When I spoke to Vincent, Rooster had just achieved a major break-through in Germany, and were hoping for a bit of luck in this country which has erstwhile eluded them.
“We’re concentrating more on the continent at the moment, and in less than a month we have made the impact in Germany it took us a year to do here, and we still haven’t had any real luck here; it’s a pity that word of our Munich Festival appearance didn’t filter back to England.”
Vincent first took up playing organ about five years ago, but was playing piano before that. “I think practically everyone does that, because who can afford an organ to start off with? I didn’t start playing piano until I was 15 when I realised I had a certain talent for it; so I thought I ought to concentrate on it, particularly as I didn’t have any other talents.

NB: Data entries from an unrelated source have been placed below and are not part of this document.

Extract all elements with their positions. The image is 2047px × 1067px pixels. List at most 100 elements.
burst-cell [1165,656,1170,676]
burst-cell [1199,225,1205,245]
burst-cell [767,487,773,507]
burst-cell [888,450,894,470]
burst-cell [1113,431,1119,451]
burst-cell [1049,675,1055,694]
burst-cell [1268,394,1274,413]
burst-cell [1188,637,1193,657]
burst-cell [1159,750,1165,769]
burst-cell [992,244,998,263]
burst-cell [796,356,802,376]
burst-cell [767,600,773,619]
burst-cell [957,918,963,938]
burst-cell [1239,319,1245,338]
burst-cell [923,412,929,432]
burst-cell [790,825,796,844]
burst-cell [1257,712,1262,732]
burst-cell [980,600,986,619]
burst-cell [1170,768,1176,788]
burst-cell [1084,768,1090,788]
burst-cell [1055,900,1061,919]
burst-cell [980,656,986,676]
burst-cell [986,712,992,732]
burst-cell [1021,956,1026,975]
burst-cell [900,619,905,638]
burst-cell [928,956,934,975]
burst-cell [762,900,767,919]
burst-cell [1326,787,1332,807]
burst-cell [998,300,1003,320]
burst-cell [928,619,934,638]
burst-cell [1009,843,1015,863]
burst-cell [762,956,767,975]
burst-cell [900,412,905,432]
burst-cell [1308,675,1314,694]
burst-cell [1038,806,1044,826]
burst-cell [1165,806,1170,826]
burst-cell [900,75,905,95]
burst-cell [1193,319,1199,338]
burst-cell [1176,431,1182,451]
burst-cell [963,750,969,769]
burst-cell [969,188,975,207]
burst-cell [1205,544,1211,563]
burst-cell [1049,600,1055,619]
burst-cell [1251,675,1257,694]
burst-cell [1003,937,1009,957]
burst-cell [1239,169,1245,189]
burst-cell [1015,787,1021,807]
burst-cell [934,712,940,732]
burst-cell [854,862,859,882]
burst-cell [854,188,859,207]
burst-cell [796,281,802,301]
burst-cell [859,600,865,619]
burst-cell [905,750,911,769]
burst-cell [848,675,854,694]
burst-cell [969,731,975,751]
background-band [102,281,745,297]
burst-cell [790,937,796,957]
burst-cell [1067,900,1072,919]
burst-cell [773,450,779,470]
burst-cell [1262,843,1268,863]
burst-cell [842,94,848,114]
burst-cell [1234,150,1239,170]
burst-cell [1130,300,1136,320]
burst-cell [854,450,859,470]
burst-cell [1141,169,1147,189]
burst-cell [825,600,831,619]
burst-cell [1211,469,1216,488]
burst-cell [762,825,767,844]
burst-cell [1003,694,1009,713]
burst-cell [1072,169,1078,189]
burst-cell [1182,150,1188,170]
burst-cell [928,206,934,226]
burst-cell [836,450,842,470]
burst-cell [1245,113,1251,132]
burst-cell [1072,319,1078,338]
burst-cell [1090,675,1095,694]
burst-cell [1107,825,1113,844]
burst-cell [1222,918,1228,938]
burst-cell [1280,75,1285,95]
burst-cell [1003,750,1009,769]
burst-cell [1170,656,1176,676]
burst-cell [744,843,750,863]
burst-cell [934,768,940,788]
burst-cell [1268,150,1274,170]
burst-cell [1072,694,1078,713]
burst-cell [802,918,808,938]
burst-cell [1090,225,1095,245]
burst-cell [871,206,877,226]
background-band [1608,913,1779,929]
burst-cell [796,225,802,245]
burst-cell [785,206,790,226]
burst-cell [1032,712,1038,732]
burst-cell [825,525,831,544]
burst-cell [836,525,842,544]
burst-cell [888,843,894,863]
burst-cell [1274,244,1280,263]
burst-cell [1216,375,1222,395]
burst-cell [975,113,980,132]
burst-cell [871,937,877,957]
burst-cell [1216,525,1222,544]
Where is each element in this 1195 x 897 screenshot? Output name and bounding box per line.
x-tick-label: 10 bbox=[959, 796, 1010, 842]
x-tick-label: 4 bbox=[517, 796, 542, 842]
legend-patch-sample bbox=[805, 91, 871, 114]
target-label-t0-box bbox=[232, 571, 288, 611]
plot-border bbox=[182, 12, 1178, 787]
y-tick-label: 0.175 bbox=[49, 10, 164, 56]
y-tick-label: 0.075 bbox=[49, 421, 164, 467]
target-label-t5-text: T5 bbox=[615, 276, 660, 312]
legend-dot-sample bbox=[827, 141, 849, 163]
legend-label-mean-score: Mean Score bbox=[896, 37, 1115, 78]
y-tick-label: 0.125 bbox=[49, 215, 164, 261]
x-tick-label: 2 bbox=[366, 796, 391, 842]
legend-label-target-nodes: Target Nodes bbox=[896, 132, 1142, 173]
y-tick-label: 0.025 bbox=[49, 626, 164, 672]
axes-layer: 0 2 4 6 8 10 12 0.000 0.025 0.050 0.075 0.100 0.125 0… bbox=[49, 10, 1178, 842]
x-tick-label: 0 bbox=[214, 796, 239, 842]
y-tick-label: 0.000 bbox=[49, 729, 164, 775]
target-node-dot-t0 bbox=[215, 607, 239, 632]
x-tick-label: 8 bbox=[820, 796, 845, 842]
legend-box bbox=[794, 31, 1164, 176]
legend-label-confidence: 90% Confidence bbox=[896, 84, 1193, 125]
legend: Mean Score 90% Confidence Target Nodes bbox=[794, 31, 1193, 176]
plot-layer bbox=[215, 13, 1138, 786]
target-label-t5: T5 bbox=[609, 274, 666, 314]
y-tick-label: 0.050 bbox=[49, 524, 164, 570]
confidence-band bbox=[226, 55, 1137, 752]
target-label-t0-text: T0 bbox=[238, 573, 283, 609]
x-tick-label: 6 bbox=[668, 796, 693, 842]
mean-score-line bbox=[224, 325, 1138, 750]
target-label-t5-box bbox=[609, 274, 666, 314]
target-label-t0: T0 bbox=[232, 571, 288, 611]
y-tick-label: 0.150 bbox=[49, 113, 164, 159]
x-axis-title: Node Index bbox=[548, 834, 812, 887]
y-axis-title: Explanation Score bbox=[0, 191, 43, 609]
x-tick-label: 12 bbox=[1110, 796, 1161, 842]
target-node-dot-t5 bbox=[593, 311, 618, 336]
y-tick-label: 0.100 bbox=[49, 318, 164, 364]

“It’s obviously not a good idea having bass coming through two cabinets so I’ve split bass and treble to go through two speakers. I use all stereo pre-amps, and thus cancel out the amp in the organ. In this way you can adjust the sound to suit the acoustics of where you are playing.
“As far as the Atomic Rooster sound is concerned, it’s taken a long time to get the sound I want; I shall probably try further experiments to get different effects, but the basic sound is now OK.
“I started using a wah wah on one number, ‘Before Tomorrow’, which is our last number on stage, but I don’t like bringing it in too much
The top or Vincent’s organ tends to look extremely “cluttered” as a result of his modifications and this necessarily reduces his stage antics to a minimum. This doesn’t mean shot he is ignoring a good visual presentation. His organ has got so battered during transportation to and from gigs, that he now aims to give it a silver finish.
“A lot of people still don’t realise that the organ is the only instrument with no acoustic properties at all. It’s totally electronic, and that is why it’s so different; in fact it’s the nearest thing to s computer there is. There’s hardly a good organ sound on record, even if the stage sound is good, and I think the Leslie is to blame for this. It’s OK for something like a Procol Harum introduction, but it gets swamped in the ensemble. I think you’ve got to remember that you can never approach an organ thinking of it as an electric piano, because quite honestly the only similarity is that they both have keyboards.”
Similarly, Vincent is very dogmatic about piano styles. “Your playing style comes purely from what you write, and I like to think that I’m not influenced by anyone, although in point of fact I’m influenced by everyone. Also, I went to music college, and this must have an influence on what I do. Apart from using special effects I think it’s impossible to get a unique organ sound; it’s the way you play which gives the uniqueness of sound. In building up a solo, I play in a way as if I’d written it. Too many people concentrate on playing incredibly fast without actually stopping to think what they are playing incredibly fast, the proof being that every successful group makes it on their writing ability.”